USI E COSTUMI: le veglie invernali
Anche a Cravagliana, come quasi tutti
i paesi di montagna, a partire da ottobre, con l'accorciarsi delle ore di
luce ed anche con il termine dei grandi lavori, e quando durante l'inverno
abbondanti e copiose nevicate bloccavano per lunghi mesi la stretta e tortuosa
strada di Val Mastallone, iniziavano le cosiddette "veglie invernali".
Erano inverni meravigliosi, magici ed irrepetibili: pieni di stenti ma anche
di grande fratellanza all'insegna della semplicità e della spontaneità
nel rapporto fra tutta la collettività. Ultimo sussulto di quel mondo
contadino che per secoli era rimasto costantemente immobile a portare avanti
con dignità e fermezza, quel grande patrimonio di cultura, valori umani
e tradizioni che accompagnarono la vita di molti giovani, ma che ormai stava
inesorabilmente cambiando per sempre.
Queste veglie consistevano nel riunirsi la sera, dopo cena, in qualche casa;
di solito vi si ritrovavano anche persone di varie famiglie. Si faceva a rotazione
allo scopo di non gravare troppo su di una stessa famiglia, anche per risparmiare
sul consumo di legna e di olio delle piccole bugie. Tuttavia, di preferenza,
andavano a veglia fuori casa i più poveri in casa di un vicino un po'
più abbiente, e quelli di famiglie poco numerose. Lo scopo di questi
trattenimenti serali erano di eseguire quei lavori che si potevano svolgere
anche all'interno.
Le donne, soprattutto, filavano la lana e la canapa, ma si cimentavano anche
in lavori di cucito e nel classico puncetto. Gli uomini si dedicavano a fare
gli scoffoni per tutta la famiglia, aggiustavano i cesti, fabbricavano i denti
per i rastrelli ed altri lavoretti non troppo ingombranti. D'autunno, poi,
c'era la cernita delle noci e si provvedeva anche alla stigliatura delle canapa.
Insomma, in casa di sera, dalle otto fino alla mezzanotte, c'era un vero e
proprio cantiere.
Sommariamente, nei primi dell'Ottocento, venivano così descritte queste
veglie invernali:
"... in una di quelle case caldissime, oppure in stalla ... che si uniscono nei rigorosi e lunghi verni per filare alla pallida luce di una sola lucerna e protraggono le loro veglie finché il gallo annuncia loro la mezza notte, oppure il ritorno della vicina aurora, e le avverte che è tempo di prendere un poco di riposo ... ".

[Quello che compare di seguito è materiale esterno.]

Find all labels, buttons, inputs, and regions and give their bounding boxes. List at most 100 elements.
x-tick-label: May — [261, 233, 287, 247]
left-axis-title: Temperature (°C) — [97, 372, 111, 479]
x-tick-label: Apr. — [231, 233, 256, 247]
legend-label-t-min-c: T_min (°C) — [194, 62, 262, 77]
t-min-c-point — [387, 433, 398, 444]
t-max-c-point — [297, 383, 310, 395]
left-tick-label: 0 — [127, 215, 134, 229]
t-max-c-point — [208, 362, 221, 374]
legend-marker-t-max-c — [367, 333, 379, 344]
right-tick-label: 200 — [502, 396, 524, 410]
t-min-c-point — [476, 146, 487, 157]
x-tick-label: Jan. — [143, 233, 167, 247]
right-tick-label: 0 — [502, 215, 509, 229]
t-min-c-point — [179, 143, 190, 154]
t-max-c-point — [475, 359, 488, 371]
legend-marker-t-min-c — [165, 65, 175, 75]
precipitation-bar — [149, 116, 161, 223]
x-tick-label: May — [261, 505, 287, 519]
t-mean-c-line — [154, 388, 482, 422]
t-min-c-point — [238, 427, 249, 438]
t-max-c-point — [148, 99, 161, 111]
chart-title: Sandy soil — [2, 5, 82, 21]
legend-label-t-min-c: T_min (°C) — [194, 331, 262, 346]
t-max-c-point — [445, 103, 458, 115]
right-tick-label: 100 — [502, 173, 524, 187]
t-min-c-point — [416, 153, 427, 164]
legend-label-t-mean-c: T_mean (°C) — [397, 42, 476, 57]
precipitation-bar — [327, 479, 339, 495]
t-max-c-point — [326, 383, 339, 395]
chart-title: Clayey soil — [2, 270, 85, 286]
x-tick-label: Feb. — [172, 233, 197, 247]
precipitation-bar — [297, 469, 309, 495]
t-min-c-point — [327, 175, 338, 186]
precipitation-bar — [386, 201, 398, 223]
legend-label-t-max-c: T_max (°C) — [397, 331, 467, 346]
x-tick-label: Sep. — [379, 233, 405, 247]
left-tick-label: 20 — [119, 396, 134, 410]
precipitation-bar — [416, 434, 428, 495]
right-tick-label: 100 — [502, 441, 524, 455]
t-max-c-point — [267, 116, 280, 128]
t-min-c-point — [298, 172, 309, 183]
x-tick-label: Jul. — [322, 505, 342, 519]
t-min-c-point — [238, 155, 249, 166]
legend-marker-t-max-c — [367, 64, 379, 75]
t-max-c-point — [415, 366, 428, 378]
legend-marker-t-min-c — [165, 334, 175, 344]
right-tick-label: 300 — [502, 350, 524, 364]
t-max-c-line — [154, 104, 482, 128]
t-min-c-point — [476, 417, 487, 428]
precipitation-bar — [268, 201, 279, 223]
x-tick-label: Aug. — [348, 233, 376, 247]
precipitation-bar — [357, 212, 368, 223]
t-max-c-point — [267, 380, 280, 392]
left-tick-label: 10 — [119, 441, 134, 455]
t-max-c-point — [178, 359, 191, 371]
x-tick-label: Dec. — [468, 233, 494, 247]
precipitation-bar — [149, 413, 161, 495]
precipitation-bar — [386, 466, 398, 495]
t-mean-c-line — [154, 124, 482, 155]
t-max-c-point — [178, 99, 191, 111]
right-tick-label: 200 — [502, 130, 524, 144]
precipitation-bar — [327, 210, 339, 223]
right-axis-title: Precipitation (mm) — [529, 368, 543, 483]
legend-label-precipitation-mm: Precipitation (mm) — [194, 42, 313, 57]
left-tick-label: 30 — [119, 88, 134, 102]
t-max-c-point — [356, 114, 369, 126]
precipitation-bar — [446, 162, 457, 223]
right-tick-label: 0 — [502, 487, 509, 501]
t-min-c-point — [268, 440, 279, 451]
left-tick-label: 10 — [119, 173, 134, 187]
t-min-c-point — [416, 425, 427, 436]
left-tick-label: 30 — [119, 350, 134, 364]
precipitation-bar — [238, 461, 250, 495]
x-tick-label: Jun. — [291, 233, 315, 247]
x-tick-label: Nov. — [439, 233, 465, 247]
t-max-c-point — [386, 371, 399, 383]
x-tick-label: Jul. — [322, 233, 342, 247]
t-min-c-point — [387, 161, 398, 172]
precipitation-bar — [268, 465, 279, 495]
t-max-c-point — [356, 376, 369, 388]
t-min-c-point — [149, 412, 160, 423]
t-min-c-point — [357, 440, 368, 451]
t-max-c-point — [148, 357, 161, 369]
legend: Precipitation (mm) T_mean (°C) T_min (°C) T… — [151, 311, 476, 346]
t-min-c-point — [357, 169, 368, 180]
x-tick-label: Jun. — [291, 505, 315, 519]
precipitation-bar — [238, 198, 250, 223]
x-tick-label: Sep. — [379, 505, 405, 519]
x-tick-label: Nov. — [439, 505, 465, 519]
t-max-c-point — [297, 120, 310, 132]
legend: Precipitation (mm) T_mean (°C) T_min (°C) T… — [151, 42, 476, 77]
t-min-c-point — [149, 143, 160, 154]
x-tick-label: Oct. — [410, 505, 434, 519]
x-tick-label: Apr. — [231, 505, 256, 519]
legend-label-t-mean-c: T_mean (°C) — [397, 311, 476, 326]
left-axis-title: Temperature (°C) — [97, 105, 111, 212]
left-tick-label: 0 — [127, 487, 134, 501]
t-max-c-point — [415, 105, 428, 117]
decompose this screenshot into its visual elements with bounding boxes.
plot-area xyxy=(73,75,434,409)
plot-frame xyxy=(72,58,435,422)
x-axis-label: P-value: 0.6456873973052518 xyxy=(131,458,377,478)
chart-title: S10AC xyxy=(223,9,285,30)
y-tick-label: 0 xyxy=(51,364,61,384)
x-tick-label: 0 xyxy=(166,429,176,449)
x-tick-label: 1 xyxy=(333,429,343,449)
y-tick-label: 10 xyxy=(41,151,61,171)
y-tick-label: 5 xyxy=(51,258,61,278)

Durante il lavoro si chiacchierava per farsi coraggio
nel continuare l'opera, poiché sovente si era già stanchi per
il duro lavoro quotidiano, e poi per scambiarsi impressioni. C'era chi era
stato fuori dal paese, ed era magari andato anche un po' lontano di casa,
e questi raccontava eventi che, alle orecchie dei nostri trisavoli, poveri
diavoli che non si erano mai mossi da casa, sbalordivano.